How to calculate hinted_handoff_throttle_in_kb to performance of hints handoff?

25 Views Asked by At

do you know if we have some formula to calculate hinted_handoff_throttle_in_kb to performance of hints handoff? I know that the number for this value is divided per number of nodes in the cluster, but I would say that we cannot just increase this value without taking care about cluster metrics for connectivity and another things, so I would like to know if the community has some guide for increasing this properties based on some cluster information.

There're the guide that I'm reading:

https://cassandra.apache.org/doc/latest/cassandra/managing/operating/hints.html#configuring-hints

1

There are 1 best solutions below

0
Mário Tavares On

Typically you wouldn't need to increase hinted_handoff_throttle_in_kb, provided dropped mutations or unavailable nodes are not a common issue in the cluster.
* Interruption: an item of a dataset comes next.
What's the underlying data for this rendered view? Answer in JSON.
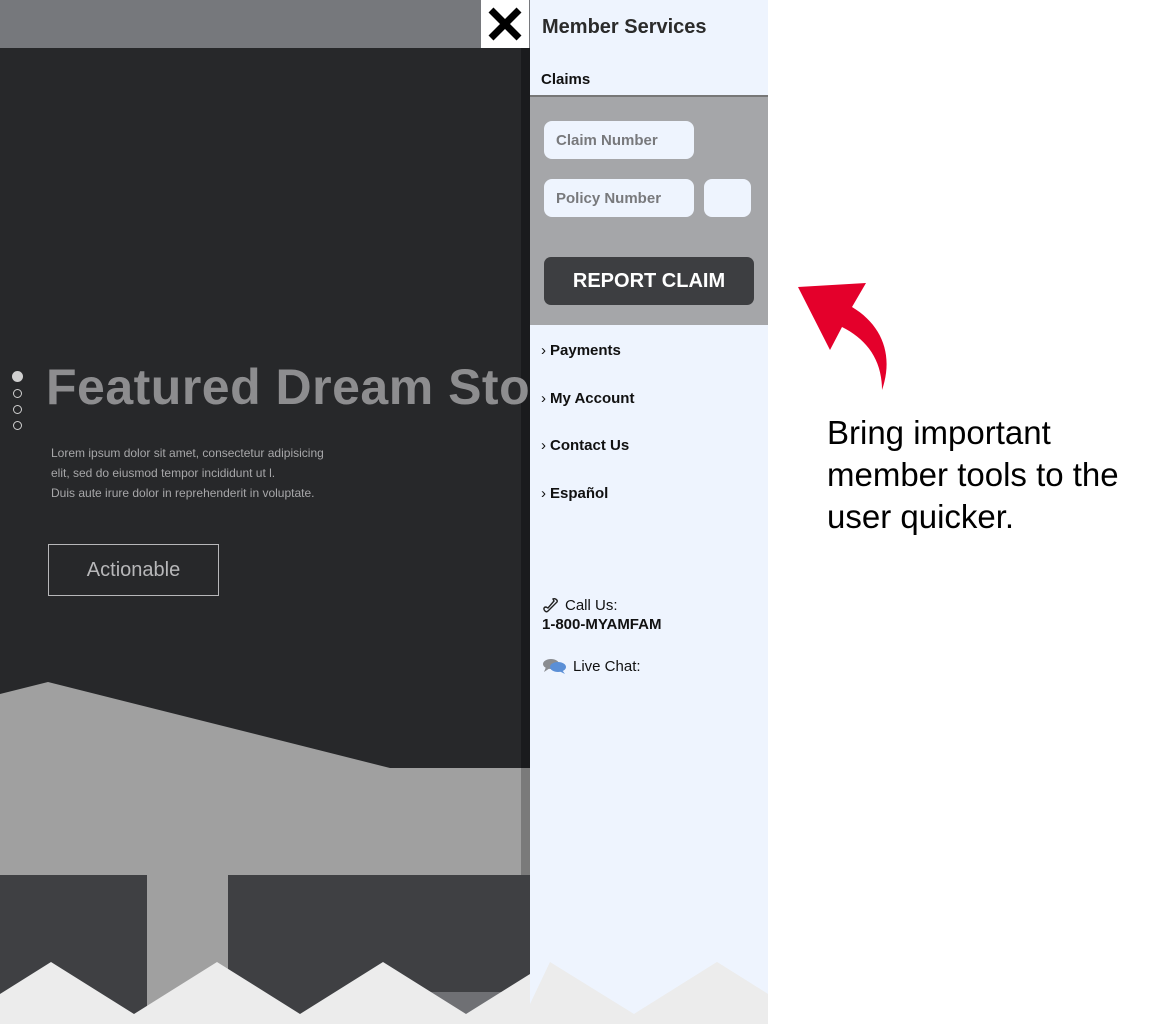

The goal of hinted_handoff_throttle_in_kb being divided by the number of nodes minus one is to keep hinted handoff scalable, in the sense that the node receiving hints processes hint threads from multiple peers at an average of hinted_handoff_throttle_in_kb * max_hints_delivery_threads regardless of the number of nodes in the cluster.

With that said, hints only come into play when mutations are missed, as a mechanism to replay missed mutations. This is common when nodes are restarted, or become unavailable for some period - If you see frequent hints in Cassandra logs for unknown reasons, I advise looking into the root cause of the missed mutations rather than address the problem at the hint configuration level.

If that's not the case, and perhaps hint replay takes too long after maintenances or planned restarts, then it's possible that the write throughput is too high for the default value as explained in the hint documentation.

In this case, increasing hinted_handoff_throttle_in_kb may make sense, but I would recommend testing it in a lower environment under similar service load, as hint load can be very impactful on database performance. Additionally, if the cluster has multiple logical datacenters, rather than increasing hinted_handoff_throttle_in_kb, I recommend starting by increasing max_hints_delivery_threads to a maximum of 2 times the number of datacenters, as a means to scale hint throughput with replication.